Managing Project Parameters¶
Bauplan parameters let you define and manage variables that we can pass programmatically to your pipelines — things like prompts, time ranges, flags, constants, and API tokens. They’re stored in bauplan_project.yml
and versioned with your code, so your logic stays declarative, reproducible, and easy to test. Parameters in your bauplan_project.yml
become defaults but can always be overridden explicitly at runtime.
Parameters can be:
Strings (
str
)Numbers (
int
,float
)Booleans (
bool
)Secrets (encrypted API keys or credentials)
Warning
Note that type definition follows the Python syntactic convention.
You can think of them as environment variables passed as arguments into your Models, but safer, versioned, and scoped to your Bauplan project.
Why Use Parameters?¶
Parameters help you:
Customize pipeline behavior without modifying code
Pass secrets securely at runtime
Reuse the same logic across different configurations, inputs, or prompts
They’re particularly useful when calling APIs, toggling features, or injecting user-defined values into your models.
Setting a Parameter¶
You can define a parameter using the CLI:
bauplan parameter set --name prompt_summary --type str --value "Write a concise, incisive summary of the news article." --description "Prompt passed to GPT for article summarization"
This adds the following entry to your bauplan_project.yml
:
parameters:
prompt_summary:
type: str
default: Write a concise, incisive summary of the news article.

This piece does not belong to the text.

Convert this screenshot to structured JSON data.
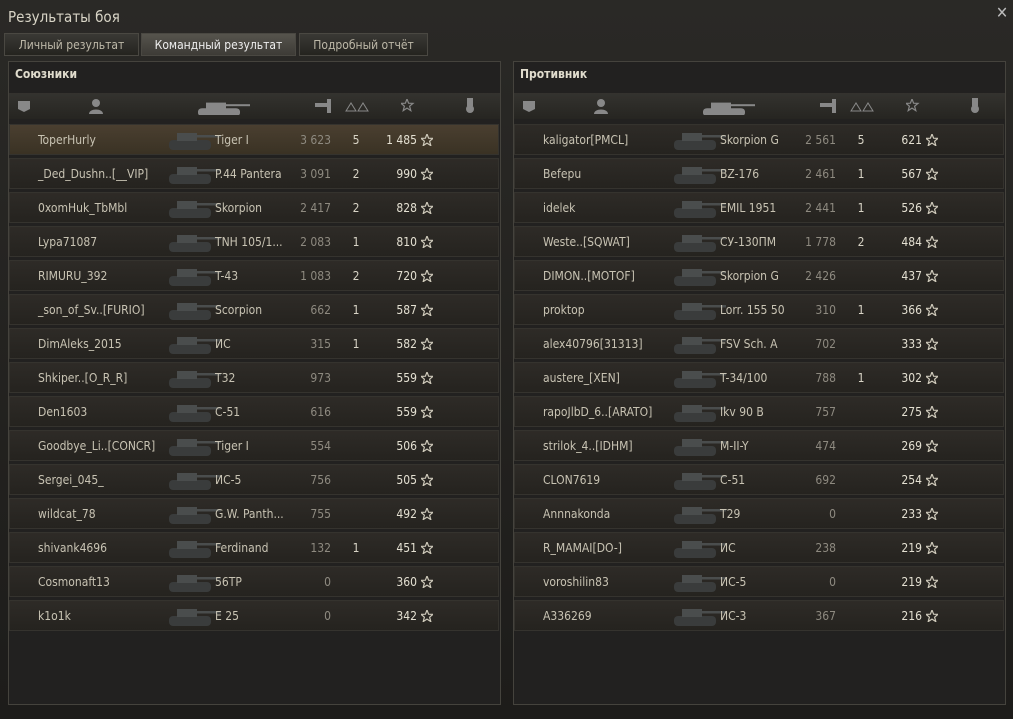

description: Prompt passed to GPT for article summarization
Setting from a File¶
For longer values like LLM prompts, SQL templates, or configuration blobs, you can load a parameter from a file:
bauplan parameter set --name prompt_template --type str --file prompts/summary.txt
Listing and Removing Parameters¶
To list all defined parameters:
bauplan parameter ls
To remove a parameter:
bauplan parameter rm --name prompt_summary
Using Parameters in Code¶
Once defined, parameters become inputs to your models. Declare them using bauplan.Parameter(...)
, and Bauplan will inject their values at runtime:
@bauplan.model()
@bauplan.python('3.11')
def example_model(
data=bauplan.Parameter("your_table"),
my_param=bauplan.Parameter("param_name")
):
print(my_param) # Treated as a regular Python variable
...
return data
Example: Summarize Text Using GPT¶
Suppose you have a step in your pipeline that summarizes news articles using an LLM. The OpenAI API key is stored as a secret, and the summary prompt is a configurable string parameter.
@bauplan.model(internet_access=True) # Enables API access
@bauplan.python('3.11', pip={'openai': '1.57.2', 'pandas': '2.2.2'})
def article_summaries(
articles=bauplan.Model("article_table"), # Input table
openai_key=bauplan.Parameter('openai_api_key'), # Encrypted secret
summary_prompt=bauplan.Parameter("prompt_summary") # Prompt string
):
import openai
import pandas as pd
openai.api_key = openai_key # Decrypted and injected at runtime
df = articles.to_pandas()
summaries = []
for _, row in df.iterrows():
response = openai.ChatCompletion.create(
model="gpt-4",
messages=[
{"role": "system", "content": summary_prompt},
{"role": "user", "content": row["article_content"]} # Assumes a 'article_content' column
]
)
summaries.append(response["choices"][0]["message"]["content"])
df["llm_summary"] = summaries
return df # Return enriched table
What This Model Does¶
Reads articles from a table.
Uses a configurable prompt and a secret API key to call the OpenAI API.
Appends a new column
llm_summary
with the model’s output.Returns the enriched table as a result.
The combination of parameters and secrets makes this pipeline flexible, secure, and maintainable — all without needing to hardcode logic or credentials.